Description: In my KNIME workflow, a CSV file is generated and deposited into a specific directory (Directory X). An external batch process (FEX process), which runs every 5 minutes, transfers this file to another directory. The issue arises when the CSV file is large: KNIME takes time to complete the generation. If the batch process runs while the file is still being created, it transfers it partially, leading to an incomplete and unusable file.

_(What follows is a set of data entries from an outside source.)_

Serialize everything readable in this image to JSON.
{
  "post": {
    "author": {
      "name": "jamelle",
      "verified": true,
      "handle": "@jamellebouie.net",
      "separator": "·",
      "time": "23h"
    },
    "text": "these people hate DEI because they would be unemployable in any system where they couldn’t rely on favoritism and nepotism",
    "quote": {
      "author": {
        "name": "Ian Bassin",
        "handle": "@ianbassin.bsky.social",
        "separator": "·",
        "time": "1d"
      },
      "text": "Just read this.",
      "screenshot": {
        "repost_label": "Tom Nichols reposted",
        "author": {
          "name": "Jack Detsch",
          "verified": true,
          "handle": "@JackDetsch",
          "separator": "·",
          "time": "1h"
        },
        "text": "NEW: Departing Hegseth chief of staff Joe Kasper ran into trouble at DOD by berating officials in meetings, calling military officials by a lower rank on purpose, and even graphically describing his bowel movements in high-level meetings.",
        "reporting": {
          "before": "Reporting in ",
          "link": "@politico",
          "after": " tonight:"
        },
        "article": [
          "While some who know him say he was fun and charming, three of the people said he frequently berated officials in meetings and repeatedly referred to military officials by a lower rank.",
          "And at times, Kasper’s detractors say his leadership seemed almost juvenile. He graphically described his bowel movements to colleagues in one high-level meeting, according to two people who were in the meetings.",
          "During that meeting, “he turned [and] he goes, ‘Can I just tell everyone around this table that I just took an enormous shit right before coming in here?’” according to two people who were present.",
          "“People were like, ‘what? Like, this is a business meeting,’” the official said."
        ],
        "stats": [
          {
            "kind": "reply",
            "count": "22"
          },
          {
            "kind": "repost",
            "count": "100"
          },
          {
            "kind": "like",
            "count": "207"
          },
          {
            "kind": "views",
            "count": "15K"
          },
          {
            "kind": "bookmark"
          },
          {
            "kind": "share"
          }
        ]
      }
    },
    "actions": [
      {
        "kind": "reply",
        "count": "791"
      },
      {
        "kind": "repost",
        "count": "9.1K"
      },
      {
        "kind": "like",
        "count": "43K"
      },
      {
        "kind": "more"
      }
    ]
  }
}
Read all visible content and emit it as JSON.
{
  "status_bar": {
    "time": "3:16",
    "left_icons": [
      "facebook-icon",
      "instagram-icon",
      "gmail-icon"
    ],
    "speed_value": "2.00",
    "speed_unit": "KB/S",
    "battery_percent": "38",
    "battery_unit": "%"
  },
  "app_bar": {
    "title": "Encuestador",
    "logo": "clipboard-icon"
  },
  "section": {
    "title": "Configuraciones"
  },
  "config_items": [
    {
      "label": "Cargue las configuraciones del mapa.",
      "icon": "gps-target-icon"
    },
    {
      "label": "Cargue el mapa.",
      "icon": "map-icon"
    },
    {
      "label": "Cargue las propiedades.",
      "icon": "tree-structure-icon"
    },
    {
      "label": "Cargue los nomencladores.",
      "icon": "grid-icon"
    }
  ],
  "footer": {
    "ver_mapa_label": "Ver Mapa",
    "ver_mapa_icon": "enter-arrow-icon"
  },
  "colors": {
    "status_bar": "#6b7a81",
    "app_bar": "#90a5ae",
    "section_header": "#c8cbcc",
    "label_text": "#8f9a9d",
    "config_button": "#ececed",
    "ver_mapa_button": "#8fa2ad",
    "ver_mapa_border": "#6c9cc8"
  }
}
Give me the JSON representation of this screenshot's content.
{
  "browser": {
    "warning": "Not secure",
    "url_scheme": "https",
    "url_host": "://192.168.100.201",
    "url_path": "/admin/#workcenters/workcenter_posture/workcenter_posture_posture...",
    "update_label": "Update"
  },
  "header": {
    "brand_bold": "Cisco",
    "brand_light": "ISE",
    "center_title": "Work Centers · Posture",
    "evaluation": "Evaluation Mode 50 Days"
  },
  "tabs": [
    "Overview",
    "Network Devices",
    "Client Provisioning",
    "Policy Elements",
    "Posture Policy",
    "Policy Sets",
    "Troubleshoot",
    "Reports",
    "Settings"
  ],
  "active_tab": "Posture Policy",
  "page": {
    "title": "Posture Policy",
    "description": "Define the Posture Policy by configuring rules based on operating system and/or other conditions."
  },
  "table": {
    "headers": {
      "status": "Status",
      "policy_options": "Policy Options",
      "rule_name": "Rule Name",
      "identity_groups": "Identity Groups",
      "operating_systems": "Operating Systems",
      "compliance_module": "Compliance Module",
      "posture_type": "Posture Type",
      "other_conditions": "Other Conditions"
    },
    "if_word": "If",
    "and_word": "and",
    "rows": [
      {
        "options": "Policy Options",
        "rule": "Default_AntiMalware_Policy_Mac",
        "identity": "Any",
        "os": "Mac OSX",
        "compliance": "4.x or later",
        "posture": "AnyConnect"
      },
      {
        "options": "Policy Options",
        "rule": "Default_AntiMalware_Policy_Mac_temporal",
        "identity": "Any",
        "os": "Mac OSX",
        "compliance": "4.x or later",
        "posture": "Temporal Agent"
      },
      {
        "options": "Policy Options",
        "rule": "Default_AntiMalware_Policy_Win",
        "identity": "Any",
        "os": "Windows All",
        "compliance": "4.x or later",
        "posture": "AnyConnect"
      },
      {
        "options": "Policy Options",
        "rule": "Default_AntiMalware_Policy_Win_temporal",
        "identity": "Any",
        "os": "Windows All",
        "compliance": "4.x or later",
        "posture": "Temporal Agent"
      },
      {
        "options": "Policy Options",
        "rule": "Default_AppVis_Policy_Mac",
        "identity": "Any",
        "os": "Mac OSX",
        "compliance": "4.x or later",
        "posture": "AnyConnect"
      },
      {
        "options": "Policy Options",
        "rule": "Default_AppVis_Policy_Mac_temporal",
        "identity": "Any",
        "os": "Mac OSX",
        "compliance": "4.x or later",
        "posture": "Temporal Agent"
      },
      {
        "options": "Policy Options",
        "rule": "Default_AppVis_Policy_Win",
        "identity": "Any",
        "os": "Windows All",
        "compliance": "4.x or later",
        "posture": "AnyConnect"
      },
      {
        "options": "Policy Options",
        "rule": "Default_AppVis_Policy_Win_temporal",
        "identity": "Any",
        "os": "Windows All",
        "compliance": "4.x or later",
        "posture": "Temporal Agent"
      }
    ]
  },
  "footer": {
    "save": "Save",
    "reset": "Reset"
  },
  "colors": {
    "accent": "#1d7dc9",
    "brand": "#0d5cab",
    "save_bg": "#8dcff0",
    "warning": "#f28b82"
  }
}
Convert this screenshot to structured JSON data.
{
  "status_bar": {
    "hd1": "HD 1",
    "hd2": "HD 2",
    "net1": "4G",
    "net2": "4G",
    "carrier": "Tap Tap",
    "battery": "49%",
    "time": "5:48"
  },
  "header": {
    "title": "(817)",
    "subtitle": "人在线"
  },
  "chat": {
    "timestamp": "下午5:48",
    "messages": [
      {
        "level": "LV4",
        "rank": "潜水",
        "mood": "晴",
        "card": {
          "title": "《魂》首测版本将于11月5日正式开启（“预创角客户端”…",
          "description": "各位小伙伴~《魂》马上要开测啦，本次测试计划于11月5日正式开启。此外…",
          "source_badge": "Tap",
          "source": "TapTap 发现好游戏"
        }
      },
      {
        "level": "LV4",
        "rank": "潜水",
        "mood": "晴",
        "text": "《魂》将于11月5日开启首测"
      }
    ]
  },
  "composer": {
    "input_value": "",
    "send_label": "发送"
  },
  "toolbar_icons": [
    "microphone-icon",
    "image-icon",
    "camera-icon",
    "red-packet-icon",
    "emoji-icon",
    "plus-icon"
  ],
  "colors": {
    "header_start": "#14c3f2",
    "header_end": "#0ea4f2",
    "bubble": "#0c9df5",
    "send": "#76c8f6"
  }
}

I have tested a solution that involves writing the file to a temporary directory and then moving it to Directory X once the generation is complete. However, KNIME takes nearly the same amount of time to perform this move—around 50 seconds—which does not fully resolve the issue.

Question: Is there a native or optimized solution in KNIME to address this problem? For instance, a way to delay the visibility of the file in the target directory until it is completely generated, or another strategy to avoid this conflict.

@mosmel have you thought about creating the file with a temporary name and then renaming it to the target name?

1 Like

Hi,
I think the “wait” node could help.
Wait… – KNIME Community Hub

1 Like

Hi,
Thank you for your response. I tested renaming with the Transfer File node, but I experienced the same processing times because the node used for renaming the file rewrites it while renaming.

Hi,
Thank you for your response.
How can I use it? I tried using this node, but it didn’t solve the problem.

As a workaround, could you increase the time between the external batch runs?

1 Like

If I increase the duration of the batch, the probability of the incident decreases, but it does not solve the problem.

@mosmel you could try using a python script. Maybe not the most elegant way.

1 Like

Ah now I get it:
The problem lies in the external batch process, as it’s running with the fixed interval.
Is it possible to change this and trigger the transfer by KNIME?

If not it depends on how the FEX is built. Does it search for a specific named file? Or is it just looking for new files?

  • In the first case I would save the CSV with a name which is ignored by the FEX
    and rename it after the export is finished.
  • In the second case I would add a additional folder in the directory where the SV is exported to. After finishing I would move the file using system commands. If the file is large and lies on a network drive this can be slow as well, as the data is first uploaded to your PC and then send back to the network drive. In my cases I used an virtual machine at a server which had better network connections than my PC.
1 Like

Hi,
Thank you for these valuable recommendations. In the end, I used the Java Snippet node, which renames the file instantly.

Hello all,

Thank you for all your recommendations. In the end, I used the Java Snippet node, which renames the file instantly.

3 Likes

This topic was automatically closed 7 days after the last reply. New replies are no longer allowed.